Interview with Reverend Dana Greeley
QUESTION 28
INTERVIEWER:

YOU GAVE ME A LITTLE BIT OF IT EARLIER AGAIN BUT I WANT MORE OF WHAT THE FEELING WAS AT THE MEMORIAL SERVICE FOR REV REEB. HERE WAS A MAN WHO HADN'T HAD MUCH TIME TO KNOW VERY MANY PEOPLE IN THAT COMMUNITY AND I HAVE THE SENSE THAT IT WAS QUITE SPECIAL THAT MEMORIAL SERVICE IN THE CHAPEL. COULD YOU GIVE ME A SENSE OF WHAT THAT LIKE?

Rev. Dana Greeley:

Well, uh, the memorial service for Jim Reeb I'd have to say was one of the high points in my life. Partly because, uh, of course, the uh, the cause that was represented uh, partly because of the participation of so many people uh, black and white together. It was a tremendous experience. Uh, a very good friend of mine was then the Lieutenant Governor of Massachusetts, Elliot Richardson, later became Attorney General of the United States and uh, Secretary of State and Ambassador to Britain.

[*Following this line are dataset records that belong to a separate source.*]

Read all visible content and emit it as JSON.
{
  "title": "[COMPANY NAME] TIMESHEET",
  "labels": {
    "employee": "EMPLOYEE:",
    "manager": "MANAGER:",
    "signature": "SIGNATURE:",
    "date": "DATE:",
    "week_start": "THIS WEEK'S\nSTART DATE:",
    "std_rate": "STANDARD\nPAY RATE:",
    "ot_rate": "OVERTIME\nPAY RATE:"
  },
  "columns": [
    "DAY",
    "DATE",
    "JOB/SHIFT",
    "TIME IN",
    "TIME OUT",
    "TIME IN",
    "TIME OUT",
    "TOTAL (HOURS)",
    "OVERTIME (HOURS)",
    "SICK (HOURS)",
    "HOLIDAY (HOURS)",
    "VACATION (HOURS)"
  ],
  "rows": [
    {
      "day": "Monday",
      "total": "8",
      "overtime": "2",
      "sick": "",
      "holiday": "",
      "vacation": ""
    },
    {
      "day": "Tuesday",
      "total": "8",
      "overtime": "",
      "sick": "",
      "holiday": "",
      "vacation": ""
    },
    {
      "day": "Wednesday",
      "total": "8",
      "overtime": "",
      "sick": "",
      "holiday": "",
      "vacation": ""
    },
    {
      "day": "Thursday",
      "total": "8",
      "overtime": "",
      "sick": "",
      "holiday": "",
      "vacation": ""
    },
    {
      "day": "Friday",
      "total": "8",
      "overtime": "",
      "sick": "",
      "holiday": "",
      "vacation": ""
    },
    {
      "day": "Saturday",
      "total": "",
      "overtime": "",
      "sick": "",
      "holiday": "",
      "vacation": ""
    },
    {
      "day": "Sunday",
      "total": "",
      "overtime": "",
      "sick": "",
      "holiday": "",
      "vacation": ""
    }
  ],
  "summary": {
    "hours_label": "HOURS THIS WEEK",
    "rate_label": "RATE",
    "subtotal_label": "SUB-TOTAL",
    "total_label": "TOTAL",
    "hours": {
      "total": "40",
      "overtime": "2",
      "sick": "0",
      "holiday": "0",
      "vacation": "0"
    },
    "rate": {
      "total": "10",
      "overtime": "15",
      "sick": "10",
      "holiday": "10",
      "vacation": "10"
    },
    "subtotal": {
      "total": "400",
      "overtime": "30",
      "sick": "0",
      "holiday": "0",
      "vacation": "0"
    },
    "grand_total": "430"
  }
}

He wasn't known then, but I had the privilege of introducing him at that service, uh, to others and there was a great sense of a national impact I think both religiously and politically being made at that time. Well, uh, certainly it was important to me to realize later on that it made that impact at the White House, uh, and on the Congress and uh led to the important legislation that it did. The high point in the Civil Rights Movement, now there were others who were in a sense had been martyred as much as Jim Reeb was, but Jim Reeb, uh Jim Reeb's death seemed to be the climax and to occasion, uh both uh, in Selma the experience that all of us had, and in Washington the response that was elicited.